Francisco Pino (Valladolid, 1910-2002) pasó de ser un autor conocido sólo por unos pocos pero fieles lectores, a ser mayoritariamente considerado como un maestro en los últimos diez años de su vida. La aparición de su obra completa, en 1990, nos permitió en su día comprender y reconocer una de las trayectorias poéticas más coherentes de nuestras letras. Seis volúmenes (reunidos, editados, prologados y anotados por Antonio Piedra) ofrecían una de las lecturas más estimulantes que el lector podía esperar por entonces. Curiosamente, aquel despliegue de riesgo, imaginación y sensibilidad (irreverente, provocador y moderno) provenía de la mano de un hombre que cumplía por entonces ochenta años. Dos años más tarde aún nos sorprendía con ¿Y por qué?, un libro que deberá esperar a una segunda edición de aquellas obras completas (como también este Pasaje de la muerte niña) para completar un conjunto que es reflejo de una de las más sorprendentes y transgresoras inteligencias lingüísticas de nuestro siglo.
Pasaje de la muerte niña es un libro de belleza salvaje, directa y definitivamente emocional. Una patulea donde las palabras (organizándose en preguntas: condición exigida a cada secuencia de sentido de este libro) marchan tras una obsesión única aunque lo suficientemente ambigua como para aceptar la presencia de lectores en desacuerdo.
Ya en la primera página Pino nos coloca ante una duda múltiple y ominosa:
¿Estoy cerca de ti?
¿lo fuiste?
Quizás, en efecto, cada ser humano contenga al menos dos mujeres:
¿Una?
¿la muerte niña? ¿y otra la virgen
que dejara de serlo?
Y puede que la vida sea admitir que, de cuando en cuando, cada una nos empujará amorosamente a los brazos de la otra.

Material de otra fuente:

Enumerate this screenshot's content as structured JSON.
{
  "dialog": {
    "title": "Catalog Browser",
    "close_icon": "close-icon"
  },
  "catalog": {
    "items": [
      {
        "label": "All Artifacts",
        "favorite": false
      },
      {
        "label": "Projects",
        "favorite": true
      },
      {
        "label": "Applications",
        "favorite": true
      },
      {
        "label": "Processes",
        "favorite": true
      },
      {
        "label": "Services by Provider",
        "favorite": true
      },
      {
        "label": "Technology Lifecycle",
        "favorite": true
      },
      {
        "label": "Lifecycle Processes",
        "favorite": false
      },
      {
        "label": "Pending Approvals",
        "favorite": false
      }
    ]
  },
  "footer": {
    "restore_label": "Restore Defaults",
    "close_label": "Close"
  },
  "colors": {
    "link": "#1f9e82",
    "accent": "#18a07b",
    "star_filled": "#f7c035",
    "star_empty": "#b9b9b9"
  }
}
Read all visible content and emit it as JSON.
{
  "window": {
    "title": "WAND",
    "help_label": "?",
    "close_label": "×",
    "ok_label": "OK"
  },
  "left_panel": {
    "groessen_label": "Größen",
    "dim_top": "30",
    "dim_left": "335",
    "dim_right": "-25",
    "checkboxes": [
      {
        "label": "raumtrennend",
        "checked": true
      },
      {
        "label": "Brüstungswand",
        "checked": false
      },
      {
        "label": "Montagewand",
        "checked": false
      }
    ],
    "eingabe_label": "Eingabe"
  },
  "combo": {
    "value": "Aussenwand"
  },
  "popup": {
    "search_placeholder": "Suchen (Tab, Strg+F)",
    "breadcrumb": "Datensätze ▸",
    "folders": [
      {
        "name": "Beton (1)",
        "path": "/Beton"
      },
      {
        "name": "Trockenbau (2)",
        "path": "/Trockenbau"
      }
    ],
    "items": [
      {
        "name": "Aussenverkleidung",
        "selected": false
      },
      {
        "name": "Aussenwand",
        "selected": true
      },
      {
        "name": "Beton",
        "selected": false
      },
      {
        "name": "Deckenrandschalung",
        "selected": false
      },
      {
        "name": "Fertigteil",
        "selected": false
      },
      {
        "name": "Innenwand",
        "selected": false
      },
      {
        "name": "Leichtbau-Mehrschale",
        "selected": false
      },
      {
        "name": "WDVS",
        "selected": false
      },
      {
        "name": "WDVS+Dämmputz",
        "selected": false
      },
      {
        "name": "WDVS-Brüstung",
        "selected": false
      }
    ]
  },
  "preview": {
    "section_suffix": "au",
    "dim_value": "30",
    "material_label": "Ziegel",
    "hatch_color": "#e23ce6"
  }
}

Una patulea, digo, donde la ciudad y las ciudades, la humanidad (y las humanidades), el amor y la muerte despliegan su recuerdo de las palabras ante una conciencia que lee y selecciona, que calla todo aquello que -porque sólo anécdota, historia, pura crónica- no ha lugar, pero dice sonoramente imágenes, objetos, sobras, a sabiendas de que (hasta donde se puede aquí saber algo, pues los signos de interrogación, insistiendo sin ceder, sin tregua a lo largo de todo el poema, no nos permiten certeza ni descanso ni, menos aún, la huida)
perdona todo porque
no sabe lo que dice?
¿oh númenes? ¿oh corta céspedes?
Pero es este un libro que se comprende movido por un miedo y un deseo que son la misma cosa:
¿en espera del abridor de cartas?
Eso que parece crecer desde un objeto –tan antiguo e ingenuo como desconocido– en esa realidad que hemos absorbido ¿cómo paño de camarero? pero que ¿hemos tenido?: «muerte niña». Esa incerteza última, esa perplejidad final (y señora) que (tanto al creyente como al ateo) nos deja con un ¡qué cosa Dios, qué cosa! en los labios nada distinto de aquel no «saber a dónde vamos ni de dónde venimos» de Rubén Darío. Zona franca y oscura donde Francisco Pino es el verdadero maestro alternativo de una buena parte de las generaciones más jóvenes. Lo dijo César Vallejo: «El poema… debe ser concebido y trabajado con simples palabras sueltas, allegadas y ordenadas artística mente, según los movimientos emotivos del poeta». Lo demás es marear la perdiz, incluso (como es el caso) cuando esas palabras sirven antes a un discurso que a un mensaje.
Y a ello hay que sumar la fascinación, la gigantesca piedad que pone Pino en todo lo que toca y que (tras la violenta ruptura de esa sintaxis timorata y dejada de la comunicación) finalmente, nos va a tomar del brazo hasta el mismísimo borde del conocimiento: comunión.
Todo confluye aquí, en esta muerte niña que es la vida mientras dura, ya se diga de tierra, de libro, de sexo… Solísima.
La edición añade además un puñado de reproducciones (originalmente en color, parte del libro, texto, aunque económicamente reproducidas en blanco y negro) de la mano del Pino pintor, siempre indistinguible del poeta. No creo exagerar si digo que se trata del libro más luminoso que he leído en mucho tiempo, ni fácil ni solemne: denso, irónico, pertinente e inspirador. Una lección en toda regla.